Things are sure crazy in enterprise search.
- First, Verity forgets to invest in product innovation for several years, leaving themselves open to a general market-share assault and subsequent acquisition by Autonomy — a company less than one-half Verity’s size at the time they acquired them. That’s rare. (See here for more.)
- Then Convera decides that the only thing that it knows how to do (sell search inside government) isn’t worth doing and, in response, amazingly sells off the part of their business that accounts for 93% of their revenues. That’s rarer. (See this post: Honey, I Shrunk the Company).

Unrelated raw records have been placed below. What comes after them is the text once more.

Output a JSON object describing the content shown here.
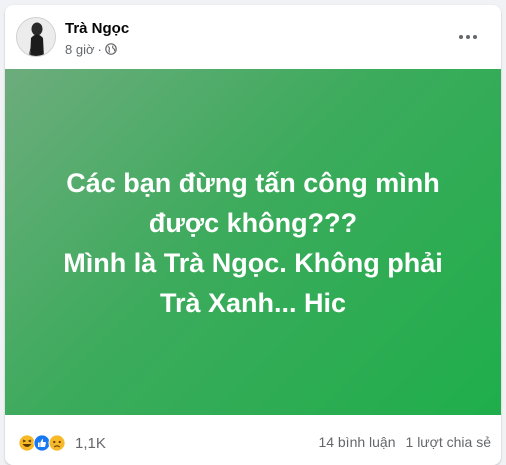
{
  "post": {
    "author": "Trà Ngọc",
    "time": "8 giờ",
    "separator": "·",
    "privacy_icon": "globe-icon",
    "more_icon": "more-dots-icon"
  },
  "banner": {
    "lines": [
      "Các bạn đừng tấn công mình",
      "được không???",
      "Mình là Trà Ngọc. Không phải",
      "Trà Xanh... Hic"
    ],
    "gradient_start": "#6dac7d",
    "gradient_end": "#1fae4b",
    "text_color": "#ffffff"
  },
  "footer": {
    "reactions": [
      "haha-icon",
      "like-icon",
      "sad-icon"
    ],
    "reaction_count": "1,1K",
    "comments": "14 bình luận",
    "shares": "1 lượt chia sẻ"
  },
  "colors": {
    "like_blue": "#1877f2",
    "emoji_yellow": "#f7b928",
    "secondary_text": "#65676b"
  }
}
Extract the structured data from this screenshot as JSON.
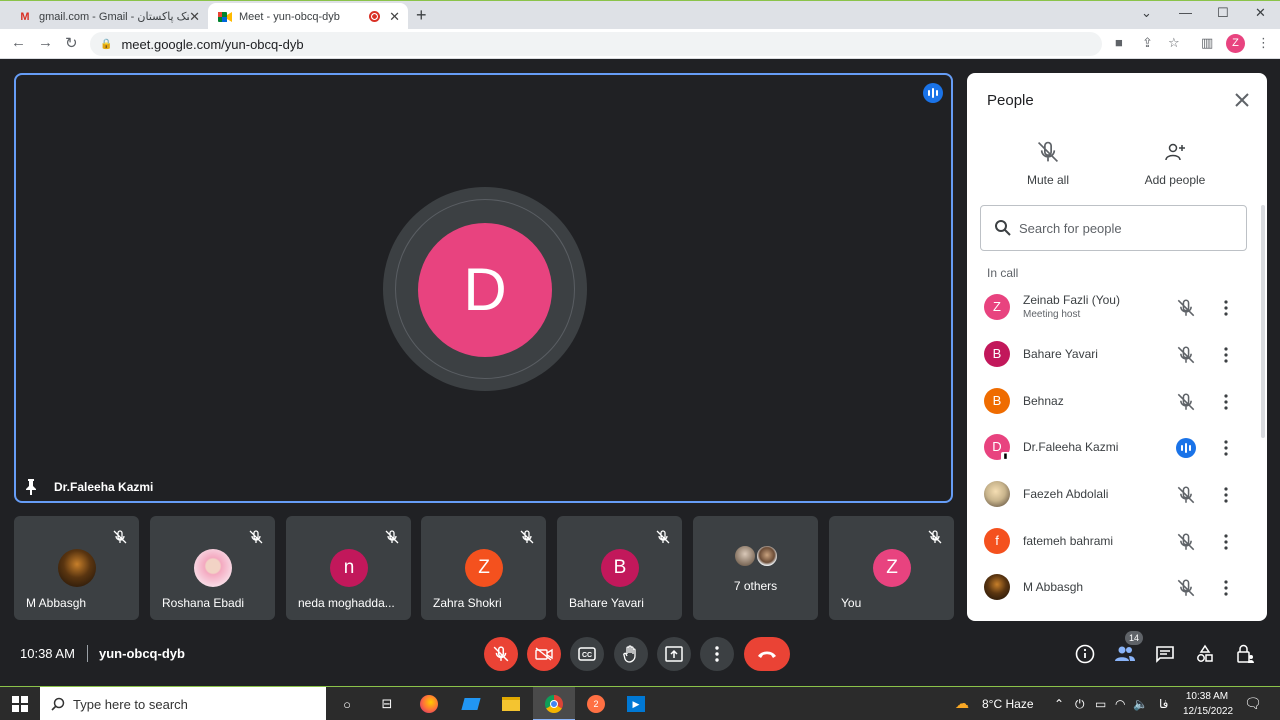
{
  "browser": {
    "tabs": [
      {
        "title": "gmail.com - Gmail - لینک پاکستان",
        "favicon": "M"
      },
      {
        "title": "Meet - yun-obcq-dyb",
        "favicon": "meet"
      }
    ],
    "url": "meet.google.com/yun-obcq-dyb",
    "profile_initial": "Z"
  },
  "meet": {
    "main_speaker": {
      "initial": "D",
      "name": "Dr.Faleeha Kazmi"
    },
    "tiles": [
      {
        "name": "M Abbasgh",
        "type": "photo"
      },
      {
        "name": "Roshana Ebadi",
        "type": "photo"
      },
      {
        "name": "neda moghadda...",
        "initial": "n",
        "color": "#c2185b"
      },
      {
        "name": "Zahra Shokri",
        "initial": "Z",
        "color": "#f4511e"
      },
      {
        "name": "Bahare Yavari",
        "initial": "B",
        "color": "#c2185b"
      },
      {
        "name": "",
        "others_label": "7 others"
      },
      {
        "name": "You",
        "initial": "Z",
        "color": "#e8437f"
      }
    ],
    "time": "10:38 AM",
    "meeting_code": "yun-obcq-dyb",
    "participant_count": "14"
  },
  "people_panel": {
    "title": "People",
    "mute_all": "Mute all",
    "add_people": "Add people",
    "search_placeholder": "Search for people",
    "section": "In call",
    "people": [
      {
        "name": "Zeinab Fazli (You)",
        "sub": "Meeting host",
        "initial": "Z",
        "color": "#e8437f",
        "state": "muted"
      },
      {
        "name": "Bahare Yavari",
        "initial": "B",
        "color": "#c2185b",
        "state": "muted"
      },
      {
        "name": "Behnaz",
        "initial": "B",
        "color": "#ef6c00",
        "state": "muted"
      },
      {
        "name": "Dr.Faleeha Kazmi",
        "initial": "D",
        "color": "#e8437f",
        "state": "speaking"
      },
      {
        "name": "Faezeh Abdolali",
        "initial": "",
        "color": "#d7ccc8",
        "state": "muted"
      },
      {
        "name": "fatemeh bahrami",
        "initial": "f",
        "color": "#f4511e",
        "state": "muted"
      },
      {
        "name": "M Abbasgh",
        "initial": "",
        "color": "#4e342e",
        "state": "muted"
      }
    ]
  },
  "taskbar": {
    "search_placeholder": "Type here to search",
    "weather": "8°C  Haze",
    "lang": "فا",
    "time": "10:38 AM",
    "date": "12/15/2022",
    "chrome_badge": "2"
  }
}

- Then Fast announces its intention to acquire Convera’s $2.6M/quarter Retrievalware business for $23M. Paying 2.3x revenues for a business shrinking at nearly 30% is pretty rare, too. Normally, using my rules of thumb, a flat $2.6M/quarter business might be worth $10M (i.e., 1x revenues). A shrinking one might be worth half that.
- Then, today, Autonomy puts out a press release claiming that they’ve hired Convera’s Federal team before Fast could nail them down. See this press release, entitled: Federal Teams Leave Convera-Fast to Join Autonomy. (Other coverage here and here.)
If things work out as it appears:
- Fast will end up with Convera’s technology
- Autonomy will end up with Convera’s people
Since it’s hard to support the technology without the people (see my post on the Oracle/SAP lawsuit here), and since neither company is US-owned, that should make Convera’s largely defense and intelligence customers pretty sketchy on the whole affaire.
Combine this chaos with:
- The Government’s desire to use XML as an open and standard format.
- The Intelligence Community’s desire to use XML enrichment technologies to create richer and richer markup
- XQuery’s ability to express powerful queries in a high-level fashion against that markup
- MarkLogic’s ability to process complex XQueries against large contentbases with high-performance
And all roads seem to point in MarkLogic’s direction.